JetBRAINS ReSharper 5 brings a wide range of coding assistance to Visual Studio developers. It is the closest thing to having the popular IntelliJ IDEA, a smart Java IDE from the same company, available for .NET as a Visual Studio add-on. The latest version adds specific features for ASP.NET and ASP.NET MVC to its existing general coding support.
ReSharper includes a large number of refactorings, well beyond what comes with Visual Studio by default, and most of which work with Visual Basic as well as C#. ReSharper also goes beyond refactoring. Code generation features and extended code completion saves typing and reduces errors. Continuous code quality analysis applies over 900 inspections as you type, with suggestions and hints. Numerous navigation shortcuts speed searching your code. Unit testing is supported, using either Microsoft Test or NUnit, with quick test run icons in the code editor, a unit test explorer and a unit test session window.

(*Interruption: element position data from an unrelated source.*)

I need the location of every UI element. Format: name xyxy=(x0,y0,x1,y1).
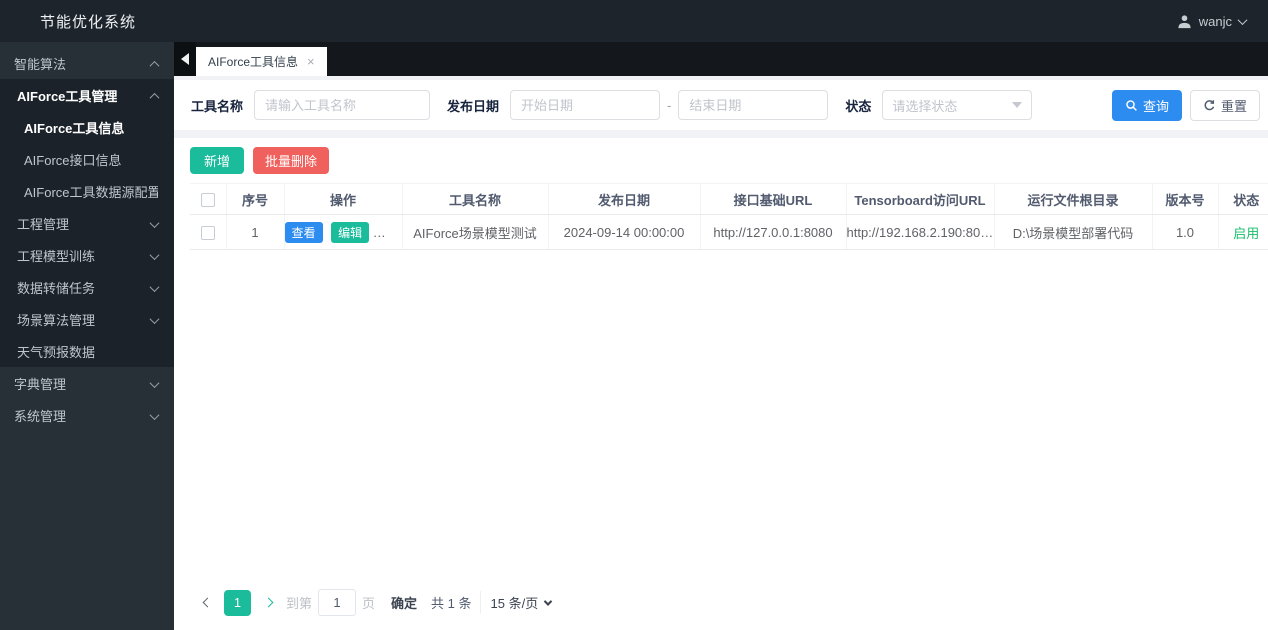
select-caret-icon xyxy=(1012,102,1023,108)
cell-run-dir: D:\场景模型部署代码 xyxy=(994,214,1153,250)
sidebar-item-weather-forecast-data[interactable]: 天气预报数据 xyxy=(0,335,174,367)
sidebar-item-aiforce-tool-mgmt[interactable]: AIForce工具管理 xyxy=(0,79,174,111)
cell-version: 1.0 xyxy=(1152,214,1219,250)
table-card: 新增 批量删除 序号 操作 工具名称 发布日期 接口基础URL Tensorbo… xyxy=(174,138,1268,630)
cell-tool-name: AIForce场景模型测试 xyxy=(402,214,549,250)
sidebar-item-aiforce-tool-info[interactable]: AIForce工具信息 xyxy=(0,111,174,143)
chevron-down-icon xyxy=(149,280,160,295)
chevron-right-icon xyxy=(263,597,273,608)
tabs-back-button[interactable] xyxy=(174,42,196,76)
search-button[interactable]: 查询 xyxy=(1111,89,1182,121)
col-run-dir: 运行文件根目录 xyxy=(994,183,1153,215)
chevron-down-icon xyxy=(149,376,160,391)
col-tool-name: 工具名称 xyxy=(402,183,549,215)
end-date-input[interactable] xyxy=(678,90,829,120)
search-icon xyxy=(1125,99,1138,112)
col-base-url: 接口基础URL xyxy=(700,183,847,215)
chevron-up-icon xyxy=(149,56,160,71)
cell-actions: 查看 编辑 删除 xyxy=(284,214,403,250)
tool-name-label: 工具名称 xyxy=(191,98,244,114)
refresh-icon xyxy=(1203,99,1216,112)
cell-publish-date: 2024-09-14 00:00:00 xyxy=(548,214,701,250)
col-index: 序号 xyxy=(226,183,285,215)
goto-page-input[interactable] xyxy=(318,589,357,616)
tool-name-input[interactable] xyxy=(254,90,431,120)
status-select[interactable]: 请选择状态 xyxy=(882,90,1033,120)
sidebar-item-aiforce-datasource-config[interactable]: AIForce工具数据源配置 xyxy=(0,175,174,207)
tab-close-icon[interactable]: × xyxy=(307,55,315,68)
col-version: 版本号 xyxy=(1152,183,1219,215)
pagination: 1 到第 页 确定 共 1 条 15 条/页 xyxy=(190,589,1252,616)
chevron-down-icon xyxy=(149,408,160,423)
add-button[interactable]: 新增 xyxy=(190,147,245,174)
batch-delete-button[interactable]: 批量删除 xyxy=(253,147,330,174)
chevron-down-icon xyxy=(1237,14,1248,25)
publish-date-label: 发布日期 xyxy=(447,98,500,114)
topbar: 节能优化系统 wanjc xyxy=(0,0,1268,42)
next-page-button[interactable] xyxy=(256,590,280,616)
content-area: AIForce工具信息 × 工具名称 发布日期 - 状态 请选择状态 xyxy=(174,42,1268,630)
sidebar-item-scene-algorithm-mgmt[interactable]: 场景算法管理 xyxy=(0,303,174,335)
date-range-separator: - xyxy=(667,97,672,113)
col-publish-date: 发布日期 xyxy=(548,183,701,215)
chevron-up-icon xyxy=(149,88,160,103)
row-checkbox[interactable] xyxy=(200,225,215,240)
sidebar-item-model-training[interactable]: 工程模型训练 xyxy=(0,239,174,271)
chevron-down-icon xyxy=(149,216,160,231)
chevron-down-icon xyxy=(149,248,160,263)
sidebar-item-project-mgmt[interactable]: 工程管理 xyxy=(0,207,174,239)
sidebar-item-intelligent-algorithm[interactable]: 智能算法 xyxy=(0,47,174,79)
select-all-checkbox[interactable] xyxy=(200,192,215,207)
edit-button[interactable]: 编辑 xyxy=(331,221,370,243)
app-title: 节能优化系统 xyxy=(40,13,137,31)
view-button[interactable]: 查看 xyxy=(284,221,323,243)
tab-aiforce-tool-info[interactable]: AIForce工具信息 × xyxy=(196,47,327,76)
sidebar-item-system-mgmt[interactable]: 系统管理 xyxy=(0,399,174,431)
prev-page-button[interactable] xyxy=(195,590,219,616)
col-status: 状态 xyxy=(1218,183,1268,215)
tab-bar: AIForce工具信息 × xyxy=(174,42,1268,76)
start-date-input[interactable] xyxy=(510,90,661,120)
table-toolbar: 新增 批量删除 xyxy=(190,147,1252,174)
table-row: 1 查看 编辑 删除 AIForce场景模型测试 2024-09-14 00:0… xyxy=(190,214,1268,250)
status-badge: 启用 xyxy=(1218,214,1268,250)
back-arrow-icon xyxy=(181,53,189,65)
cell-tensorboard-url: http://192.168.2.190:8080 xyxy=(846,214,995,250)
page-1-button[interactable]: 1 xyxy=(224,589,251,616)
page-unit-label: 页 xyxy=(362,596,376,611)
user-menu[interactable]: wanjc xyxy=(1177,14,1268,29)
sidebar-submenu: AIForce工具管理 AIForce工具信息 AIForce接口信息 AIFo… xyxy=(0,79,174,367)
sidebar-item-dict-mgmt[interactable]: 字典管理 xyxy=(0,367,174,399)
status-label: 状态 xyxy=(845,98,872,114)
user-icon xyxy=(1177,14,1192,29)
data-table: 序号 操作 工具名称 发布日期 接口基础URL Tensorboard访问URL… xyxy=(190,183,1268,250)
filter-bar: 工具名称 发布日期 - 状态 请选择状态 查询 xyxy=(174,80,1268,130)
sidebar-item-aiforce-api-info[interactable]: AIForce接口信息 xyxy=(0,143,174,175)
delete-button[interactable]: 删除 xyxy=(377,221,401,243)
cell-base-url: http://127.0.0.1:8080 xyxy=(700,214,847,250)
user-name: wanjc xyxy=(1198,13,1232,29)
chevron-left-icon xyxy=(202,597,212,608)
goto-confirm-button[interactable]: 确定 xyxy=(391,593,417,612)
sidebar-item-data-transfer-task[interactable]: 数据转储任务 xyxy=(0,271,174,303)
chevron-down-icon xyxy=(149,312,160,327)
reset-button[interactable]: 重置 xyxy=(1189,89,1260,121)
page-size-select[interactable]: 15 条/页 xyxy=(479,591,562,614)
col-actions: 操作 xyxy=(284,183,403,215)
col-tensorboard-url: Tensorboard访问URL xyxy=(846,183,995,215)
sidebar: 智能算法 AIForce工具管理 AIForce工具信息 AIForce接口信息… xyxy=(0,42,174,630)
table-header-row: 序号 操作 工具名称 发布日期 接口基础URL Tensorboard访问URL… xyxy=(190,183,1268,215)
total-count-label: 共 1 条 xyxy=(431,596,472,611)
goto-label: 到第 xyxy=(286,596,313,611)
app-window: 节能优化系统 wanjc 智能算法 AIForce工具管理 AIForce工具信… xyxy=(0,0,1268,630)
cell-index: 1 xyxy=(226,214,285,250)
chevron-down-icon xyxy=(543,596,553,606)
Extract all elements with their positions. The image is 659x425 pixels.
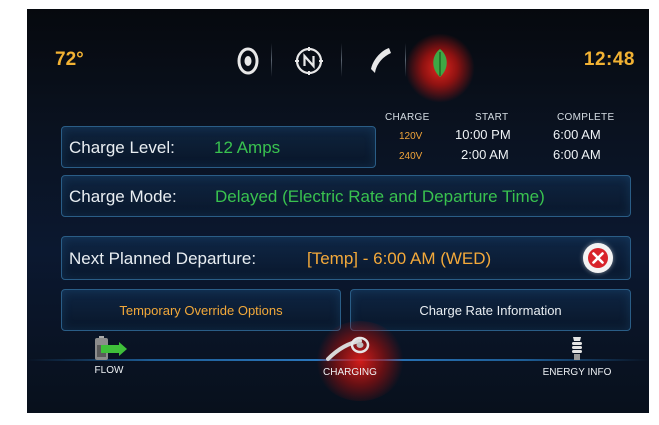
schedule-start-time: 2:00 AM bbox=[461, 147, 509, 162]
close-icon bbox=[588, 248, 608, 268]
clock: 12:48 bbox=[583, 49, 635, 70]
battery-flow-icon bbox=[95, 336, 127, 360]
phone-icon[interactable] bbox=[365, 45, 397, 77]
departure-value: [Temp] - 6:00 AM (WED) bbox=[307, 249, 492, 268]
charge-level-value: 12 Amps bbox=[214, 138, 281, 157]
charge-level-panel[interactable]: Charge Level: 12 Amps bbox=[61, 126, 376, 168]
departure-label: Next Planned Departure: bbox=[69, 249, 257, 268]
charge-mode-value: Delayed (Electric Rate and Departure Tim… bbox=[215, 187, 545, 206]
temporary-override-button[interactable]: Temporary Override Options bbox=[61, 289, 341, 331]
audio-icon[interactable] bbox=[232, 45, 264, 77]
charge-plug-icon bbox=[325, 336, 370, 361]
nav-flow[interactable]: FLOW bbox=[87, 335, 131, 376]
schedule-header-start: START bbox=[475, 112, 509, 123]
charge-mode-label: Charge Mode: bbox=[69, 187, 177, 206]
temperature-readout: 72° bbox=[55, 49, 84, 70]
schedule-voltage: 120V bbox=[399, 131, 423, 142]
schedule-voltage: 240V bbox=[399, 151, 423, 162]
schedule-complete-time: 6:00 AM bbox=[553, 147, 601, 162]
schedule-complete-time: 6:00 AM bbox=[553, 127, 601, 142]
nav-charging[interactable]: CHARGING bbox=[317, 335, 377, 378]
energy-bulb-icon bbox=[572, 337, 582, 360]
status-separator bbox=[341, 43, 342, 77]
infotainment-screen: 72° 12:48 Charge Level: 12 Amps CHARGE S… bbox=[27, 9, 649, 413]
energy-leaf-icon[interactable] bbox=[424, 47, 456, 79]
charge-rate-info-button[interactable]: Charge Rate Information bbox=[350, 289, 631, 331]
navigation-icon[interactable] bbox=[293, 45, 325, 77]
nav-flow-label: FLOW bbox=[94, 365, 124, 376]
override-button-label: Temporary Override Options bbox=[119, 303, 283, 318]
nav-energy-info-label: ENERGY INFO bbox=[542, 367, 612, 378]
clear-departure-button[interactable] bbox=[583, 243, 613, 273]
status-separator bbox=[271, 43, 272, 77]
charge-mode-panel[interactable]: Charge Mode: Delayed (Electric Rate and … bbox=[61, 175, 631, 217]
rate-button-label: Charge Rate Information bbox=[419, 303, 562, 318]
nav-charging-label: CHARGING bbox=[323, 367, 377, 378]
departure-panel[interactable]: Next Planned Departure: [Temp] - 6:00 AM… bbox=[61, 236, 631, 280]
charge-level-label: Charge Level: bbox=[69, 138, 175, 157]
nav-energy-info[interactable]: ENERGY INFO bbox=[539, 335, 615, 378]
schedule-header-charge: CHARGE bbox=[385, 112, 430, 123]
schedule-start-time: 10:00 PM bbox=[455, 127, 511, 142]
schedule-header-complete: COMPLETE bbox=[557, 112, 615, 123]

DevExpress CodeRush is another well-known coding assistance tool. A distinctive feature is a set of visualisation tools which use colour highlighting, icons, and even tiny animations to enable quick recognition of how your code is structured. Selection tools speed the task of manipulating code selections, including selection embedding with lets you add code such as a try...catch block around a selection, and you can even define your own embeddings. A smart clipboard intuitively adapts what you paste to the surrounding code.
The CodeRush unit test runner integrates quick test running and the outcome of tests into the editor, with support for Microsoft Test, NUnit, MbUnit and xUnit. CodeRush code templates expand code from short abbreviations. DevExpress Refactor! Pro shares keystrokes where possible with CodeRush. With over 150 refactorings, DevExpress claims to have more than any other tool.